This is Penn State

Inferring Software Specifications from Open Source Repositories

 

Today individuals, society, and the nation critically depend on software to manage critical infrastructures for power, banking and finance, air traffic control, telecommunication, transportation, national defense, and healthcare. Specifications are critical for communicating the intended behavior of software systems to software developers and users and to make it possible for automated tools to verify whether a given piece of software indeed behaves as intended. Safety critical applications have traditionally enjoyed the benefits of such specifications, but at a great cost. Because producing useful, non-trivial specifications from scratch is too hard, time consuming, and requires expertise that is not broadly available, such specifications are largely unavailable. The lack of specifications for core libraries and widely used frameworks makes specifying applications that use them even more difficult. The absence of precise, comprehensible, and efficiently verifiable specifications is a major hurdle to developing software systems that are reliable, secure, and easy to maintain and reuse.

This project brings together an interdisciplinary team of researchers with complementary expertise in formal methods, software engineering, machine learning and big data analytics to develop automated or semi-automated methods for inferring the specifications from code.
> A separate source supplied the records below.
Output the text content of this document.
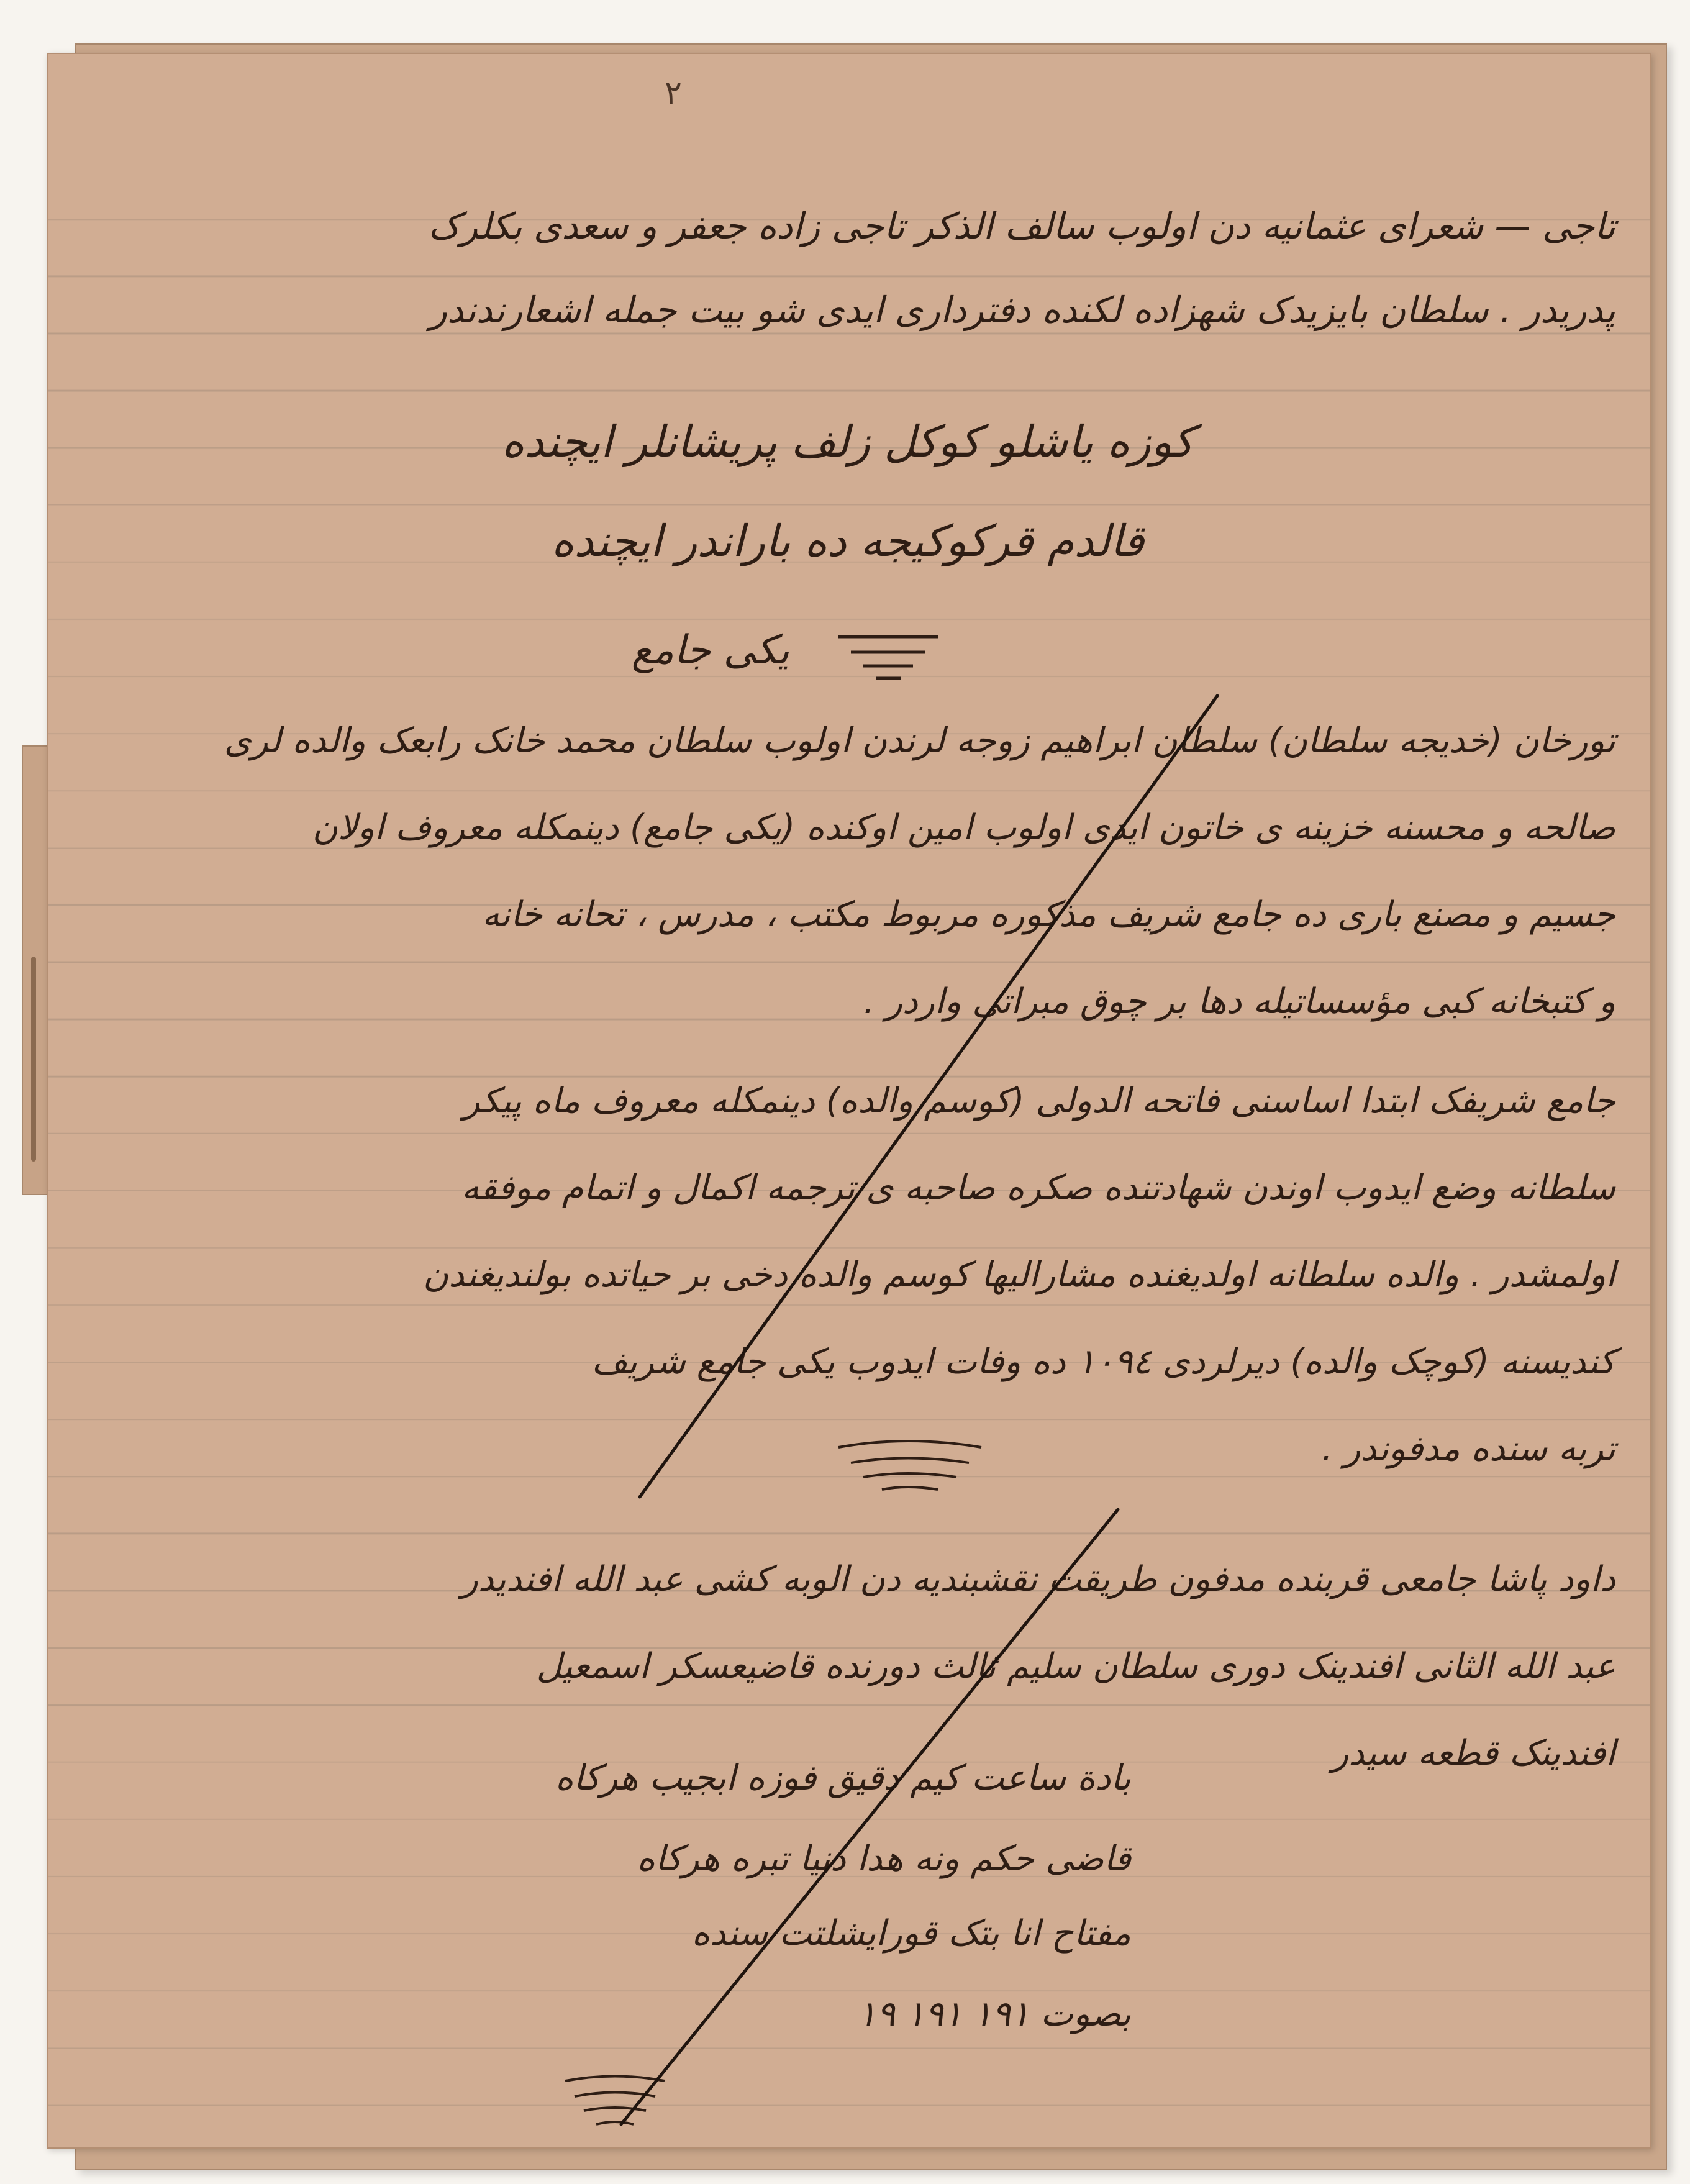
٢
تاجی — شعرای عثمانیه دن اولوب سالف الذکر تاجی زاده جعفر و سعدی بکلرک
پدریدر . سلطان بایزیدک شهزاده لکنده دفترداری ایدی شو بیت جمله اشعارندندر
کوزه یاشلو کوکل زلف پریشانلر ایچنده
قالدم قرکوکیجه ده باراندر ایچنده
یکی جامع
تورخان (خدیجه سلطان) سلطان ابراهیم زوجه لرندن اولوب سلطان محمد خانک رابعک والده لری
صالحه و محسنه خزینه ی خاتون ایدی اولوب امین اوکنده (یکی جامع) دینمکله معروف اولان
جسیم و مصنع باری ده جامع شریف مذکوره مربوط مکتب ، مدرس ، تحانه خانه
و کتبخانه کبی مؤسساتیله دها بر چوق مبراتی واردر .
جامع شریفک ابتدا اساسنی فاتحه الدولی (کوسم والده) دینمکله معروف ماه پیکر
سلطانه وضع ایدوب اوندن شهادتنده صکره صاحبه ی ترجمه اکمال و اتمام موفقه
اولمشدر . والده سلطانه اولدیغنده مشارالیها کوسم والده دخی بر حیاتده بولندیغندن
کندیسنه (کوچک والده) دیرلردی ١٠٩٤ ده وفات ایدوب یکی جامع شریف
تربه سنده مدفوندر .
داود پاشا جامعی قربنده مدفون طریقت نقشبندیه دن الوبه کشی عبد الله افندیدر
عبد الله الثانی افندینک دوری سلطان سلیم ثالث دورنده قاضیعسکر اسمعیل
افندینک قطعه سیدر
بادة ساعت کیم دقیق فوزه ابجیب هرکاه
قاضی حکم ونه هدا دنیا تبره هرکاه
مفتاح انا بتک قورایشلتت سنده
بصوت ١٩١ ١٩١ ١٩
The resulting methods and tools combine analytics over large open source code repositories to augment and improve upon specifications by program analysis-based specification inference through synergistic advances across both these areas.

The broader impacts of the project include: transformative advances in specification inference and synthesis, with the potential to dramatically reduce, the cost of developing and maintaining high assurance software; enhanced interdisciplinary expertise at the intersection of formal methods software engineering, and big data analytics; Contributions to research-based training of a cadre of scientists and engineers with expertise in high assurance software.